CHARLESTON, S.C. — With guards like Jerry Stackhouse, Gilbert Arenas and Larry Hughes, it would be no surprise if Washington Wizards coach Eddie Jordan were a little giddy about his backcourt.

After all, Stackhouse has been an All-Star, Arenas won the NBA’s Most Improved Player Award last season and Hughes is a dangerous combination guard. But Jordan is reserving any judgment on what this group — collectively earning more than $20million — can or will become.

“I don’t want to predict anything — it’s too early for that,” Jordan said following yesterday’s practice at the College of Charleston. “I want to see how we grow and how we share. And how we’re committed to playing defense. The best backcourts defend first of all.”

Jordan is quick to note that while New Jersey’s Jason Kidd, arguably the best point guard on the planet, gets most of the attention for what he does on offense, he also was named to the NBA All-Defensive second team. The tough defense played by the two-time Eastern Conference champion Nets begins with Kidd.

It’s doubtful, though, that New Jersey’s backcourt is anywhere near as deep as Washington’s, which includes Chris Whitney and Maryland Terrapins products Juan Dixon and Steve Blake.

Yesterday, the first that all players were required to be in camp, the guards appear to have bought into Jordan’s philosophy.

“All of us have to put our egos aside and worry about one thing, and that’s making the playoffs and winning games,” Arenas said.

The backcourt no doubt will do most of the Wizards’ scoring, but Arenas says there will be no bickering by players not getting enough shots.

“I think this offense will help us out a lot because we have to rely on each other rather than just trying to do it ourselves,” he said. “But one thing we know: What Coach wants us to do first is play defense.”

Stackhouse knows something about having to share the basketball.

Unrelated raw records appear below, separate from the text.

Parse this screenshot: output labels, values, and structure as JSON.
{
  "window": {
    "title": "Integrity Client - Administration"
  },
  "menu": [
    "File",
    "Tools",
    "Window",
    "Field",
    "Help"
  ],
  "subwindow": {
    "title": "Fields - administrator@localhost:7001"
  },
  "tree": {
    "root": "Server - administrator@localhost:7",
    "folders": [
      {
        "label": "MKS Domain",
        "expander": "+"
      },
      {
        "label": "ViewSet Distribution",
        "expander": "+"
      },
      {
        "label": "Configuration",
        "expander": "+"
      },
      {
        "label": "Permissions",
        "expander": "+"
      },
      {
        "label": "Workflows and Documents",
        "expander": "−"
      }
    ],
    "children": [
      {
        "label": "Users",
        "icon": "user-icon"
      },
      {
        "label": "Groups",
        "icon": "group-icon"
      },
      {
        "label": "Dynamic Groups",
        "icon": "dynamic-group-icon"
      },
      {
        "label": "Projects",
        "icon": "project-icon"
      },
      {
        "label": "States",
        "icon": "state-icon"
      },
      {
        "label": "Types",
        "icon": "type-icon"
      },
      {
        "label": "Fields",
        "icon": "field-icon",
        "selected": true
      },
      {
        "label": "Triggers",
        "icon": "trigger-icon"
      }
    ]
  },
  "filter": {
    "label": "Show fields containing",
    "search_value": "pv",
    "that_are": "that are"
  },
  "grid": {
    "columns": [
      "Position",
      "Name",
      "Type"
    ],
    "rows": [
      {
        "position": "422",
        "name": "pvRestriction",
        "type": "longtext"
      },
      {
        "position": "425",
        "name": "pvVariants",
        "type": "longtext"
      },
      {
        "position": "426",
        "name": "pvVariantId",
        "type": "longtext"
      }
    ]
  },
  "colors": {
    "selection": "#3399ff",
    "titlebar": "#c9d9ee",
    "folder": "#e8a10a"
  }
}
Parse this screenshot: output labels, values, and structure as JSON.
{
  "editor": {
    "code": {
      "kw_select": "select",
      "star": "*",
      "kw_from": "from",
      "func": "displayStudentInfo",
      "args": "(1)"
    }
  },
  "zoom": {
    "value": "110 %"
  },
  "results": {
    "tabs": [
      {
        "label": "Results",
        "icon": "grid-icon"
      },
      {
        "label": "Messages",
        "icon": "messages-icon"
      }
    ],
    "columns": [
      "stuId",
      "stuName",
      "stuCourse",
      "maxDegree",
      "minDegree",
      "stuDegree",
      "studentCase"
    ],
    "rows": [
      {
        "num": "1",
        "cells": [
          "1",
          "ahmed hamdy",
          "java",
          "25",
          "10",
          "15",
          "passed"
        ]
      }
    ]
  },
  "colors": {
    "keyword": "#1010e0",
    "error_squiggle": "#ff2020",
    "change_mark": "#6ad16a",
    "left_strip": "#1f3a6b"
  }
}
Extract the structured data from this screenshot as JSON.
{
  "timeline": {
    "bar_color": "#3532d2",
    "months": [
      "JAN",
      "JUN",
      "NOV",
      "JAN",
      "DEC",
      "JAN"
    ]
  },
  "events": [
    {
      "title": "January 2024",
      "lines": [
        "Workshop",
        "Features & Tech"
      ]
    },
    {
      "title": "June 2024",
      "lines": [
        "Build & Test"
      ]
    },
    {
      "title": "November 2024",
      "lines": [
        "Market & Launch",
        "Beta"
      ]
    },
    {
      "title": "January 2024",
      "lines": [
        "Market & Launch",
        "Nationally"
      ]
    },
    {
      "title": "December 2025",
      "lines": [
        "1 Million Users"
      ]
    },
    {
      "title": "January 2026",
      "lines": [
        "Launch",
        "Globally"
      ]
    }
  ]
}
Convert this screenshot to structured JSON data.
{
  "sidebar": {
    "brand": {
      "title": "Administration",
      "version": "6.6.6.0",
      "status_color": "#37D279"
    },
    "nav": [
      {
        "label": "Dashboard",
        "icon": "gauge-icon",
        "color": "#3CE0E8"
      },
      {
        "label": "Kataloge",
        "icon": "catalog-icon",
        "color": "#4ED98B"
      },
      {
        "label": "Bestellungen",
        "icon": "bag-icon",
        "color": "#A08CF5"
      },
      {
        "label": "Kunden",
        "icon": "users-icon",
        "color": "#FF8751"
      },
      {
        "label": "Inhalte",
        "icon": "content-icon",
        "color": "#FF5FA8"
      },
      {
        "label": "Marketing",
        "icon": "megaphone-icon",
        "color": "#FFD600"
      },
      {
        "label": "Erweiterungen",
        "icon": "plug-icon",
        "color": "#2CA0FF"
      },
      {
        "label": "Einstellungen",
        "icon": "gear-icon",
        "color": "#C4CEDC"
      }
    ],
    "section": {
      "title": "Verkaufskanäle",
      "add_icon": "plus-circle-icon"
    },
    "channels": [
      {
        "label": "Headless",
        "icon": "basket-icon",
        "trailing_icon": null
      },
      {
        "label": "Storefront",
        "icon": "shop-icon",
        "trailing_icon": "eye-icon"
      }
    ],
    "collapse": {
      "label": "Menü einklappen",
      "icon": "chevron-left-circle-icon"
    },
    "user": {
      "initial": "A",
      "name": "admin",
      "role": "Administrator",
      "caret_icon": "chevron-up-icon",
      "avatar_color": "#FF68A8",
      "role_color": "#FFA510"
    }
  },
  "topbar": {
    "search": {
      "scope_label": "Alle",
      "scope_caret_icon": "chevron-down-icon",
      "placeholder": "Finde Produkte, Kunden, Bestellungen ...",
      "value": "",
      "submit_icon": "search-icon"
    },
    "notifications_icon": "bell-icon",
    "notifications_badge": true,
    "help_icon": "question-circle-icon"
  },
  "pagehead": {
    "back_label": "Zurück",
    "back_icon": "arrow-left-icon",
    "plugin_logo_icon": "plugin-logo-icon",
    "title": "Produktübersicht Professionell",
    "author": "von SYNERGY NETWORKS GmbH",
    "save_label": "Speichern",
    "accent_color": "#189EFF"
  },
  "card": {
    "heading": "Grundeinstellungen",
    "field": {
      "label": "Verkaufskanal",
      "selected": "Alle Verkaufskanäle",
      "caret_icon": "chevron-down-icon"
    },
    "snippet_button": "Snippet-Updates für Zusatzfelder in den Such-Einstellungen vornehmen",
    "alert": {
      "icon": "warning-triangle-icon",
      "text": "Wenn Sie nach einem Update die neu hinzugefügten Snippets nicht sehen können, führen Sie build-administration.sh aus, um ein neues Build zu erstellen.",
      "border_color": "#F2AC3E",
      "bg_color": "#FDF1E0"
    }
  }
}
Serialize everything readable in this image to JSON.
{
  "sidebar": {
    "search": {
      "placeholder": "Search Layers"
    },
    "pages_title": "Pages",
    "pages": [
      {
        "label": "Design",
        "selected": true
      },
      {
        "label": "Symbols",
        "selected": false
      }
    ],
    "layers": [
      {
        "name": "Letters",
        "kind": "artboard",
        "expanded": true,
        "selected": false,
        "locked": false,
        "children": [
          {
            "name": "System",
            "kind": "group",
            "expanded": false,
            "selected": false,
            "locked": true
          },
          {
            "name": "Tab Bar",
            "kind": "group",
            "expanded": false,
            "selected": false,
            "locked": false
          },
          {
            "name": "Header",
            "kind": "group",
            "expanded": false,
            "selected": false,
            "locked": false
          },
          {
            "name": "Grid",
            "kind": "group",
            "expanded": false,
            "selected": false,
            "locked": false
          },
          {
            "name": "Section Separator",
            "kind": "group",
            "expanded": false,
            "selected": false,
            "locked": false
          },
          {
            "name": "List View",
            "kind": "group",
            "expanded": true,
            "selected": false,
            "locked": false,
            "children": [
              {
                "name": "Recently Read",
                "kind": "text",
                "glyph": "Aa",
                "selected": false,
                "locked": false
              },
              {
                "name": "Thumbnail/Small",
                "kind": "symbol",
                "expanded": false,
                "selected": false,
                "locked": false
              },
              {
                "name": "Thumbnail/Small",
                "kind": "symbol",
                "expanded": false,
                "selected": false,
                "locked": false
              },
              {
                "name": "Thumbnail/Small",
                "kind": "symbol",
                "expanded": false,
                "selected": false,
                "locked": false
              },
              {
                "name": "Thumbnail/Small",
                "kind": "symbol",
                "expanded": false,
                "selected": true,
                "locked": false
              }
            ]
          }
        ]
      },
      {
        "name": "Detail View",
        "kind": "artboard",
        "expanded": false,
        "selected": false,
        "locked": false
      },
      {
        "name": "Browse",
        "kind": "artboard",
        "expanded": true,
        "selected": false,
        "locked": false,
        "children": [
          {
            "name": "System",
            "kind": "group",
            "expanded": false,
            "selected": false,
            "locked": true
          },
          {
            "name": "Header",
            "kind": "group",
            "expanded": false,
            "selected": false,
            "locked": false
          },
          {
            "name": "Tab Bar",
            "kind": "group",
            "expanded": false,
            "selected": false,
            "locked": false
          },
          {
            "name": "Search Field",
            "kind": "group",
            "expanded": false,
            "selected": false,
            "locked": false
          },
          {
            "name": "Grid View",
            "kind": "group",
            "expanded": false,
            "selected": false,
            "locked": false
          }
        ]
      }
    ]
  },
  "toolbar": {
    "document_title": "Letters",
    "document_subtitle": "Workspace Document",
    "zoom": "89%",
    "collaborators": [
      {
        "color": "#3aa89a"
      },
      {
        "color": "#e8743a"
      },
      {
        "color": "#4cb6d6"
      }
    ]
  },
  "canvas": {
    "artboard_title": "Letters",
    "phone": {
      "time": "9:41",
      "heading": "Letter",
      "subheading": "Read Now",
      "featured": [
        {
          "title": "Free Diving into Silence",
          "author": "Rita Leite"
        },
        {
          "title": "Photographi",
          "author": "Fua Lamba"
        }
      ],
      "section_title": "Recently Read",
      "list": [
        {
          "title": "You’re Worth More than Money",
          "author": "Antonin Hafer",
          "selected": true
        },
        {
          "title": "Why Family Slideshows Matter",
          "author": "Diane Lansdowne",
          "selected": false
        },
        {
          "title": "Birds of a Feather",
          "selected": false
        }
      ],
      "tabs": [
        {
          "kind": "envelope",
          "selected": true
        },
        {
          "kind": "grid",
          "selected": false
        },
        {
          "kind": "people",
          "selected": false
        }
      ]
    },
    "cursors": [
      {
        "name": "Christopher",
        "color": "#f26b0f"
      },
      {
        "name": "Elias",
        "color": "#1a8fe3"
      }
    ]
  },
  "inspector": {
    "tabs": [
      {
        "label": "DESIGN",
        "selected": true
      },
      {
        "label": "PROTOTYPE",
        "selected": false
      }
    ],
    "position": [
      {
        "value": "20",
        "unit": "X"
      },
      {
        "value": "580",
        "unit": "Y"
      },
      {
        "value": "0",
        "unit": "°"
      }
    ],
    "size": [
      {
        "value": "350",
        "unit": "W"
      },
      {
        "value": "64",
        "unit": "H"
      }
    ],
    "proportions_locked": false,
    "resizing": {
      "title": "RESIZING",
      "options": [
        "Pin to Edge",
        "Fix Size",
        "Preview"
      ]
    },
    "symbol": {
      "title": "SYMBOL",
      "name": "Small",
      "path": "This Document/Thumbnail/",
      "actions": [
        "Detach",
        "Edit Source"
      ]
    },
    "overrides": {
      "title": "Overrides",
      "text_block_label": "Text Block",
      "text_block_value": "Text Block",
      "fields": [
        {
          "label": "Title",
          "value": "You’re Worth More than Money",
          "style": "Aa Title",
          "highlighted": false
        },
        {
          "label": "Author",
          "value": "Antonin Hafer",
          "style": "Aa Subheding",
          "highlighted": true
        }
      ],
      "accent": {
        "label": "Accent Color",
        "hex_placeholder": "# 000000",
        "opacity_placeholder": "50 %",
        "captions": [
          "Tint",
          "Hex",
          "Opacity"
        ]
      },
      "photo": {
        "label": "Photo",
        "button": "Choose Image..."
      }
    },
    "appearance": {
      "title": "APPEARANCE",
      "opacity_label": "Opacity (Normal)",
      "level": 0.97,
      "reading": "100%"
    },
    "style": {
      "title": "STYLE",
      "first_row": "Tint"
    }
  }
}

He spent all of his second season in the league and 22 games of his third trying to mesh with Philadelphia shooting machine Allen Iverson.

Even though both have become stars, their early pairing never produced a playoff victory. That is why, despite the potential of the Wizards’ backcourt, Stackhouse advises caution.

“It’s good to look at it on paper and see the names, but the learning curve is the most important thing,” he said. “We have to work on learning our system. Once we learn our system, then we’ll see how deep we are at every position.”

All of the players sound impressed with Jordan’s flowing offensive system, which is a good thing. Another good thing is that they believe it can work this season once they’ve grasped it. And though everyone wants to get out and run, Jordan is impressing them that defense is of utmost importance.

“Really, it’s all about cohesiveness, and I think they are open-minded to that,” Jordan said. “But I mostly want them to share and to help each other.”

Meanwhile, the Wizards released forwards Casey Calvary and Rolan Roberts to have 18 players in camp.